220 host.example.com FTP server (Version wu-2.6.1-0.6x.21) ready.
Name (host.example.com:root): admin
331 Password required for admin.
230 User admin logged in. Access restrictions apply.
Remote system type is UNIX.
Using ascii mode to transfer files.
local: gss.upg remote: gss.upg
200 PORT command successful.
6. Enable privileged EXEC mode.
7. Stop the GSS software by entering the following command:
gssm1.example.com# gss stop
8. If the GSS has CNR loaded on it, enter the Global Configuration Mode by entering the enable command and then the config command.
If the GSS does not have CNR loaded on it, skip ahead to Step 11.
9. Disable CNR if the GSS has CNR loaded on it.
gssm1.example.com (config)# no cnr enable
10. Type exit to leave Global Configuration mode.

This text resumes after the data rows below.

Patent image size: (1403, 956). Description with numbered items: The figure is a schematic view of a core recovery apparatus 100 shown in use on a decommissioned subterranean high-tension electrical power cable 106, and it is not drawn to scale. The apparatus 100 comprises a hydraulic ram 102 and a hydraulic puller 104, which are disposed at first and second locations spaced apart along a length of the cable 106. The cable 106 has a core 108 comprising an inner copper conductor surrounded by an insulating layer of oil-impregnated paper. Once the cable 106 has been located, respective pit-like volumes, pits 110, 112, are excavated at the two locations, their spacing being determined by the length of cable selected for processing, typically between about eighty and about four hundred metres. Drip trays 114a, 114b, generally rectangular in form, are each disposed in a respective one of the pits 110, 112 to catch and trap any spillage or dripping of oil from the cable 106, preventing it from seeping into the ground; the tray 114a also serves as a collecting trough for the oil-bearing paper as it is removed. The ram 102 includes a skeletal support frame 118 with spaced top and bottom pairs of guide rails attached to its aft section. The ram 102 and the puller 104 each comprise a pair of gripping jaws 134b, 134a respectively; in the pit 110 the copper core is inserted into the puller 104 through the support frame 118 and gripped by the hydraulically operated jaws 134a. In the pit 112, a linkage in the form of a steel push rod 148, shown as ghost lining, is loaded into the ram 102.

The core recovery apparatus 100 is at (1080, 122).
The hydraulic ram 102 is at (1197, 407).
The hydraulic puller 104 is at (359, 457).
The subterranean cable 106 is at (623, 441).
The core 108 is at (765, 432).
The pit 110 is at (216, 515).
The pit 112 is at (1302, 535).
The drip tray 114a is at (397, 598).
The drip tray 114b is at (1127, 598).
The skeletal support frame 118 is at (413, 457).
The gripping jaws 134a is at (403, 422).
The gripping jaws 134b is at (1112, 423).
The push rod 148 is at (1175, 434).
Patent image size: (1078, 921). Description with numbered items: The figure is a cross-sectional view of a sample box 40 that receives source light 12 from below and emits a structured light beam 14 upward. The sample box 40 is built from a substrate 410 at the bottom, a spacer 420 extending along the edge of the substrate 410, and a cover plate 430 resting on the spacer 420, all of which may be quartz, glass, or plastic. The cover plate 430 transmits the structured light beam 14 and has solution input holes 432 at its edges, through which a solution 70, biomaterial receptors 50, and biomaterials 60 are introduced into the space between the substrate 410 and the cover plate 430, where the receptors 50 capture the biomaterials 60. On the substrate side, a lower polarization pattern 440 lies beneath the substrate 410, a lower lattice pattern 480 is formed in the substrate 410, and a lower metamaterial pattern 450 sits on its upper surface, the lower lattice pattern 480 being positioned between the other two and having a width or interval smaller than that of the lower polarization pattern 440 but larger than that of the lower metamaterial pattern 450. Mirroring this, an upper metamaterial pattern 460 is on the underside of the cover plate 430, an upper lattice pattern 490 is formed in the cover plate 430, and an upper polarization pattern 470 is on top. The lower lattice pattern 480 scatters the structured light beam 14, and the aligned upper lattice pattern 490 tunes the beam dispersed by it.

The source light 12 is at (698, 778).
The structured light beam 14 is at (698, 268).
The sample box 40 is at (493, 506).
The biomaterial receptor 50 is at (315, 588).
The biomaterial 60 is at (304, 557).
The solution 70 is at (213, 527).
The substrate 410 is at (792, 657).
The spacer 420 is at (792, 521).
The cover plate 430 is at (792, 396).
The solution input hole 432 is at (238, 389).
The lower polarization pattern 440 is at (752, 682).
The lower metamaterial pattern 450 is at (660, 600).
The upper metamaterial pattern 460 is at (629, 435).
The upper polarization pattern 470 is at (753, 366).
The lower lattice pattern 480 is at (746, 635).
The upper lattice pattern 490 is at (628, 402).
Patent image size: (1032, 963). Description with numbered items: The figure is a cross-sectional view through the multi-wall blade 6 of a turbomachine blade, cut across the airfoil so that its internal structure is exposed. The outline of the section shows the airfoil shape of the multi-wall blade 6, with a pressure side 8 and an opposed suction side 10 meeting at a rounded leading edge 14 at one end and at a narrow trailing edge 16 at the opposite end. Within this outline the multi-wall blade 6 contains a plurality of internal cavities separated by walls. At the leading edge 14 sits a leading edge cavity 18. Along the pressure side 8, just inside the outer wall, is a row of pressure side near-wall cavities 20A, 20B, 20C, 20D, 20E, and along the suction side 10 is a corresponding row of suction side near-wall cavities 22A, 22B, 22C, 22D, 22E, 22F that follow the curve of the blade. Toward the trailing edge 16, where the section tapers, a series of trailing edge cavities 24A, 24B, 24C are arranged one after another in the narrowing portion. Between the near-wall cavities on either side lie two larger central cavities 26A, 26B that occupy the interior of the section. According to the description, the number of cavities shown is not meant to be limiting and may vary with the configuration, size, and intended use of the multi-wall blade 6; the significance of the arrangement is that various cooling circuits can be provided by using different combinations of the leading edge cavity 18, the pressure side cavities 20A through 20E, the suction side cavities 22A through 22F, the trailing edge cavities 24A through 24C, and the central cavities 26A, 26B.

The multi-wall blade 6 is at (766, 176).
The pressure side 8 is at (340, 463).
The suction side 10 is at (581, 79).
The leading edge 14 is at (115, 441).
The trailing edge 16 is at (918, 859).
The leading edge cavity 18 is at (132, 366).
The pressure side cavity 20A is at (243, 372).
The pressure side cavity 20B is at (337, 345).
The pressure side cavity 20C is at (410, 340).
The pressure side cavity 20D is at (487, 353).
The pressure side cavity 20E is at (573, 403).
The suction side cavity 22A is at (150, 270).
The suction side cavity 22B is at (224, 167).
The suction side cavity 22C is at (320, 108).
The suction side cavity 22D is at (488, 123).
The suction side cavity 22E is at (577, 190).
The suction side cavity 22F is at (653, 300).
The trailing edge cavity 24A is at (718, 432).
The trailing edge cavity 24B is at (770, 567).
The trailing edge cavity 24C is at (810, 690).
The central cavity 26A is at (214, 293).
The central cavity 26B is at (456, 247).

11. Install the upgrade by entering the following command:
gssm1.example.com# install gss.upg
12. At the Proceed with install (the device will reboot)? (y/n): prompt, type y to reboot the GSS device. After the GSS reboots, you lose any network CLI connections. Console connections remain active.
Note If you did not previously save changes to the startup-config file, the Save current configuration? [y/n]: prompt appears. At the prompt, type y to continue. The GSS then reboots.
13. After the GSS device reboots, log in to the GSS device and enable privileged EXEC mode.
14. Verify that the GSS device reaches a normal operation state of runmode 4 or 5 by entering the gss status command.
15. Enter configuration mode and enable CNR if the GSS has CNR loaded on it.
gssm1.example.com (config)# cnr enable
16. Repeat the entire procedure for the remaining GSS devices in your network.